Former Cubs public relations director Bob Ibach and Roger Dewey of A&R collectibles in Prospect Heights put together a collectible autographed "talking" baseball in a case with a sound chip. Embarrassed by the language and hesitant to put his meltdown back in the public eye, Elia says he agreed to the project only after talking with Cubs fans at spring training.
Elia says he wants to let today's Cubs fans know that he was talking then about a small group of Cubs fans, and that he still loves the city and the fans. Having survived prostate cancer (the disease that killed his father), Elia says he also wants to raise money for cancer charities.

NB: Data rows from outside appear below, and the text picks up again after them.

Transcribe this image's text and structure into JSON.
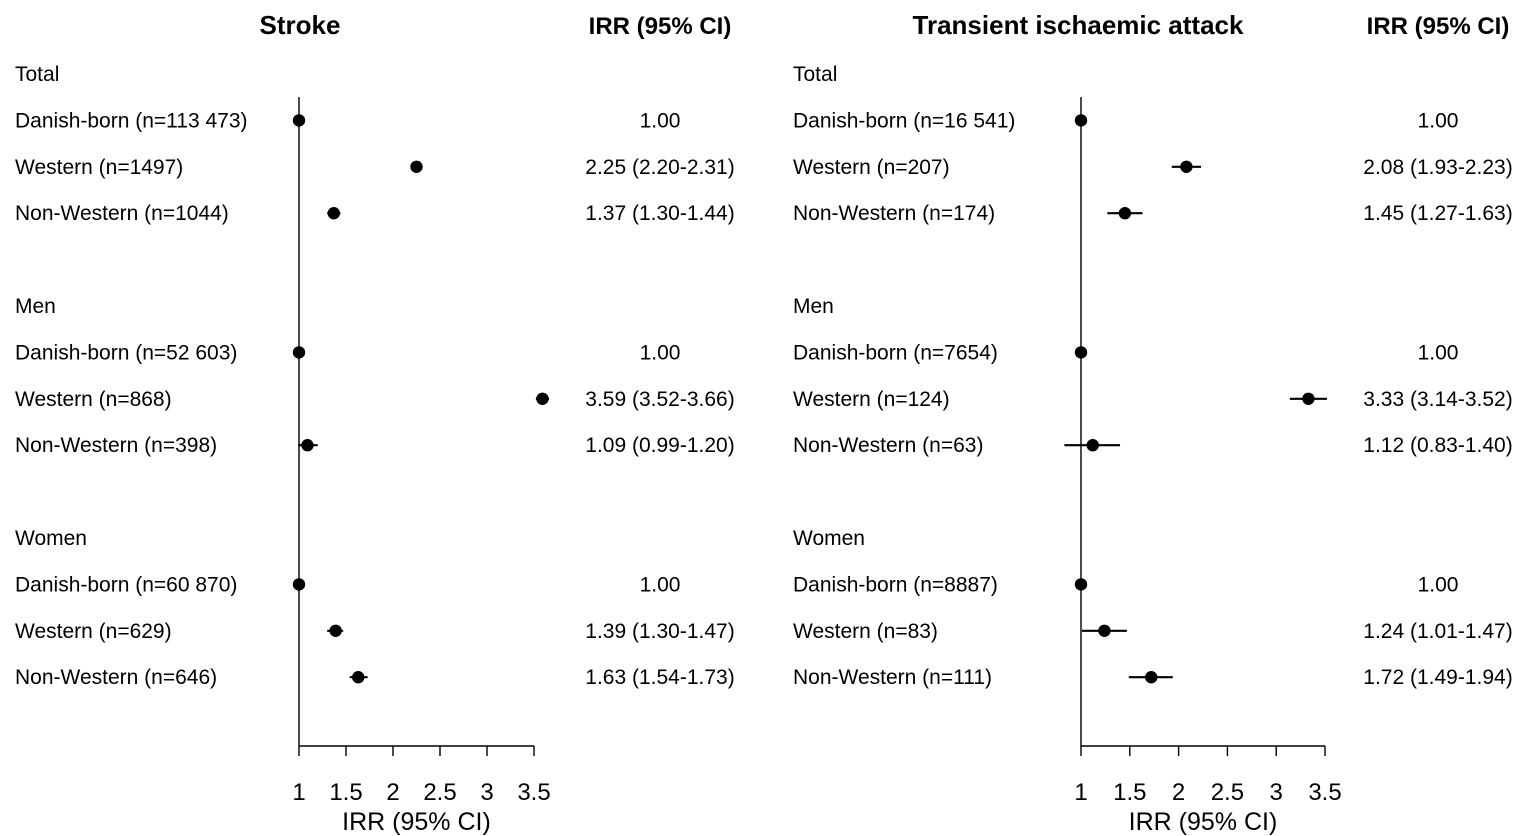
{
  "chart_data": [
    {
      "type": "forest",
      "title": "Stroke",
      "ci_column_header": "IRR (95% CI)",
      "xlabel": "IRR (95% CI)",
      "xlim": [
        1,
        3.5
      ],
      "xticks": [
        "1",
        "1.5",
        "2",
        "2.5",
        "3",
        "3.5"
      ],
      "reference_line": 1,
      "groups": [
        {
          "label": "Total",
          "rows": [
            {
              "label": "Danish-born (n=113 473)",
              "estimate": 1.0,
              "lower": 1.0,
              "upper": 1.0,
              "text": "1.00"
            },
            {
              "label": "Western (n=1497)",
              "estimate": 2.25,
              "lower": 2.2,
              "upper": 2.31,
              "text": "2.25 (2.20-2.31)"
            },
            {
              "label": "Non-Western (n=1044)",
              "estimate": 1.37,
              "lower": 1.3,
              "upper": 1.44,
              "text": "1.37 (1.30-1.44)"
            }
          ]
        },
        {
          "label": "Men",
          "rows": [
            {
              "label": "Danish-born (n=52 603)",
              "estimate": 1.0,
              "lower": 1.0,
              "upper": 1.0,
              "text": "1.00"
            },
            {
              "label": "Western (n=868)",
              "estimate": 3.59,
              "lower": 3.52,
              "upper": 3.66,
              "text": "3.59 (3.52-3.66)"
            },
            {
              "label": "Non-Western (n=398)",
              "estimate": 1.09,
              "lower": 0.99,
              "upper": 1.2,
              "text": "1.09 (0.99-1.20)"
            }
          ]
        },
        {
          "label": "Women",
          "rows": [
            {
              "label": "Danish-born (n=60 870)",
              "estimate": 1.0,
              "lower": 1.0,
              "upper": 1.0,
              "text": "1.00"
            },
            {
              "label": "Western (n=629)",
              "estimate": 1.39,
              "lower": 1.3,
              "upper": 1.47,
              "text": "1.39 (1.30-1.47)"
            },
            {
              "label": "Non-Western (n=646)",
              "estimate": 1.63,
              "lower": 1.54,
              "upper": 1.73,
              "text": "1.63 (1.54-1.73)"
            }
          ]
        }
      ]
    },
    {
      "type": "forest",
      "title": "Transient ischaemic attack",
      "ci_column_header": "IRR (95% CI)",
      "xlabel": "IRR (95% CI)",
      "xlim": [
        1,
        3.5
      ],
      "xticks": [
        "1",
        "1.5",
        "2",
        "2.5",
        "3",
        "3.5"
      ],
      "reference_line": 1,
      "groups": [
        {
          "label": "Total",
          "rows": [
            {
              "label": "Danish-born (n=16 541)",
              "estimate": 1.0,
              "lower": 1.0,
              "upper": 1.0,
              "text": "1.00"
            },
            {
              "label": "Western (n=207)",
              "estimate": 2.08,
              "lower": 1.93,
              "upper": 2.23,
              "text": "2.08 (1.93-2.23)"
            },
            {
              "label": "Non-Western (n=174)",
              "estimate": 1.45,
              "lower": 1.27,
              "upper": 1.63,
              "text": "1.45 (1.27-1.63)"
            }
          ]
        },
        {
          "label": "Men",
          "rows": [
            {
              "label": "Danish-born (n=7654)",
              "estimate": 1.0,
              "lower": 1.0,
              "upper": 1.0,
              "text": "1.00"
            },
            {
              "label": "Western (n=124)",
              "estimate": 3.33,
              "lower": 3.14,
              "upper": 3.52,
              "text": "3.33 (3.14-3.52)"
            },
            {
              "label": "Non-Western (n=63)",
              "estimate": 1.12,
              "lower": 0.83,
              "upper": 1.4,
              "text": "1.12 (0.83-1.40)"
            }
          ]
        },
        {
          "label": "Women",
          "rows": [
            {
              "label": "Danish-born (n=8887)",
              "estimate": 1.0,
              "lower": 1.0,
              "upper": 1.0,
              "text": "1.00"
            },
            {
              "label": "Western (n=83)",
              "estimate": 1.24,
              "lower": 1.01,
              "upper": 1.47,
              "text": "1.24 (1.01-1.47)"
            },
            {
              "label": "Non-Western (n=111)",
              "estimate": 1.72,
              "lower": 1.49,
              "upper": 1.94,
              "text": "1.72 (1.49-1.94)"
            }
          ]
        }
      ]
    }
  ]
}
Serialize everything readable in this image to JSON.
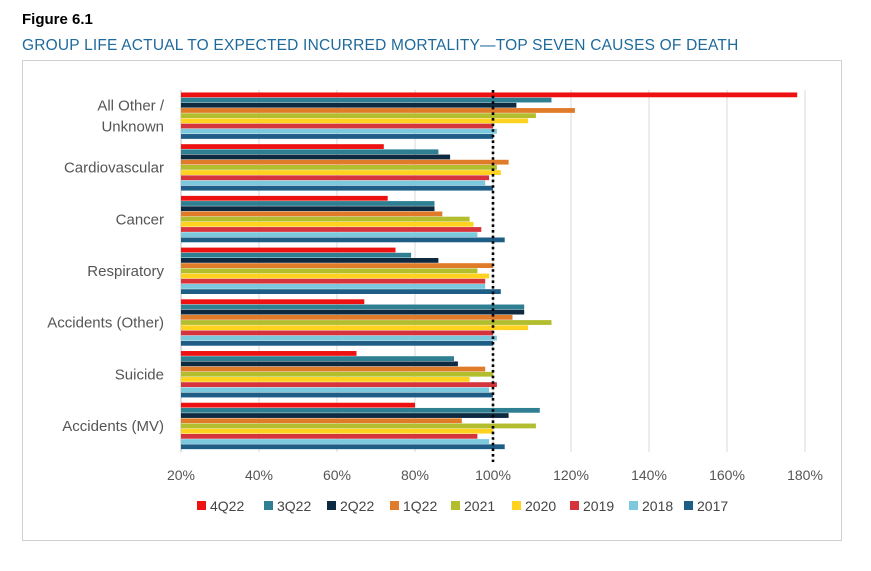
{
  "figure_label": "Figure 6.1",
  "figure_title": "GROUP LIFE ACTUAL TO EXPECTED INCURRED MORTALITY—TOP SEVEN CAUSES OF DEATH",
  "chart_data": {
    "type": "bar",
    "orientation": "horizontal",
    "title": "GROUP LIFE ACTUAL TO EXPECTED INCURRED MORTALITY—TOP SEVEN CAUSES OF DEATH",
    "categories": [
      [
        "All Other /",
        "Unknown"
      ],
      [
        "Cardiovascular"
      ],
      [
        "Cancer"
      ],
      [
        "Respiratory"
      ],
      [
        "Accidents (Other)"
      ],
      [
        "Suicide"
      ],
      [
        "Accidents (MV)"
      ]
    ],
    "xlim": [
      20,
      180
    ],
    "xticks": [
      20,
      40,
      60,
      80,
      100,
      120,
      140,
      160,
      180
    ],
    "xtick_labels": [
      "20%",
      "40%",
      "60%",
      "80%",
      "100%",
      "120%",
      "140%",
      "160%",
      "180%"
    ],
    "reference_line": 100,
    "grid": "vertical",
    "legend_position": "bottom",
    "series": [
      {
        "name": "4Q22",
        "color": "#ee1111",
        "values": [
          178,
          72,
          73,
          75,
          67,
          65,
          80
        ]
      },
      {
        "name": "3Q22",
        "color": "#2f7f93",
        "values": [
          115,
          86,
          85,
          79,
          108,
          90,
          112
        ]
      },
      {
        "name": "2Q22",
        "color": "#0e2a40",
        "values": [
          106,
          89,
          85,
          86,
          108,
          91,
          104
        ]
      },
      {
        "name": "1Q22",
        "color": "#e07b2a",
        "values": [
          121,
          104,
          87,
          100,
          105,
          98,
          92
        ]
      },
      {
        "name": "2021",
        "color": "#b2be2e",
        "values": [
          111,
          101,
          94,
          96,
          115,
          100,
          111
        ]
      },
      {
        "name": "2020",
        "color": "#ffd21f",
        "values": [
          109,
          102,
          95,
          99,
          109,
          94,
          100
        ]
      },
      {
        "name": "2019",
        "color": "#d6343d",
        "values": [
          100,
          99,
          97,
          98,
          100,
          101,
          96
        ]
      },
      {
        "name": "2018",
        "color": "#7cc8dc",
        "values": [
          101,
          98,
          96,
          98,
          101,
          99,
          99
        ]
      },
      {
        "name": "2017",
        "color": "#1e5d86",
        "values": [
          100,
          100,
          103,
          102,
          100,
          100,
          103
        ]
      }
    ]
  }
}
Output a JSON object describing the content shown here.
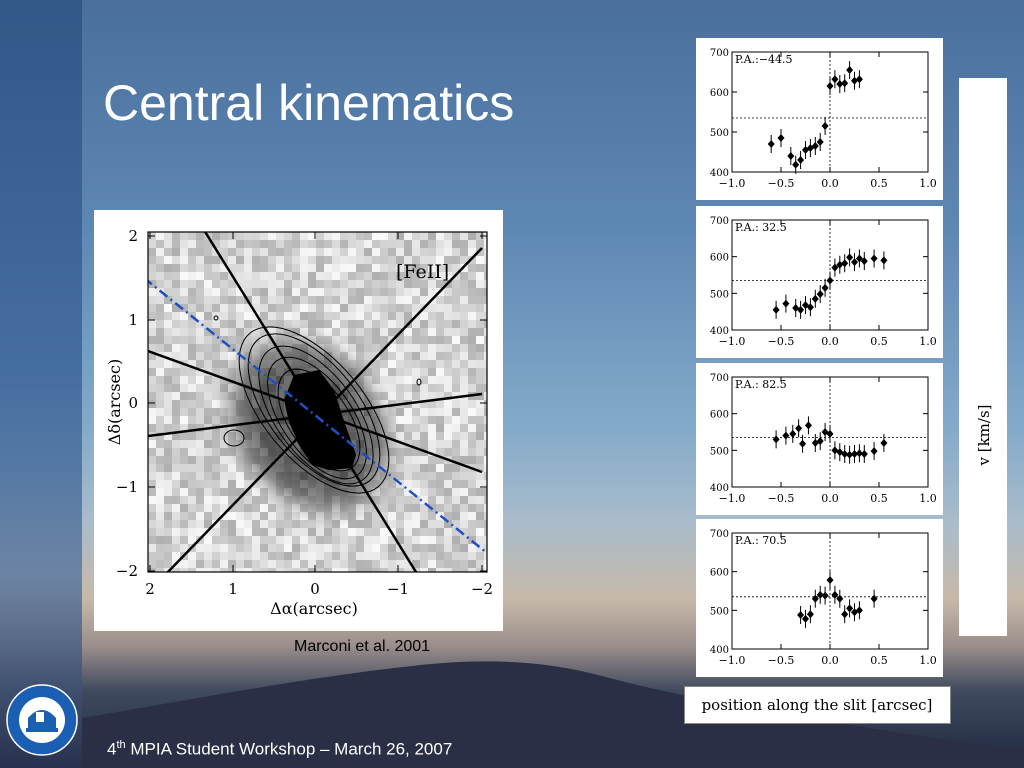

The ball, which plays Elia's new upbeat message (an accompanying CD plays the original message), sells for $89.95 with $9 from each ball going to the Chicago baseball Cancer Charities. See www.leeunplugged.com or call (800) 581-8661 for more information.
Elia will meet fans between 5 and 6:30 p.m. today at Harry Caray's Tavern, 3551 N. Sheffield Ave., across from Wrigley. Then, he'll go to the game as a guest of Jim Anixter, longtime fan and one of the suburban business executives who wants to buy the team. He will not sing the 7th-inning stretch.
Elia, who still works as a special coach in Seattle, says he went 20 years without hearing his rant until he stumbled upon an Internet version of the audio this spring.
"My wife and I were sitting there having coffee, and we hit the button," Elia says. "I looked at her and we just roared."
Elia grins.
"The thing that bothers me the most are all these percentages," Elia says, recounting his estimates about those unemployed Cubs fans. "I'm not a percentages guy."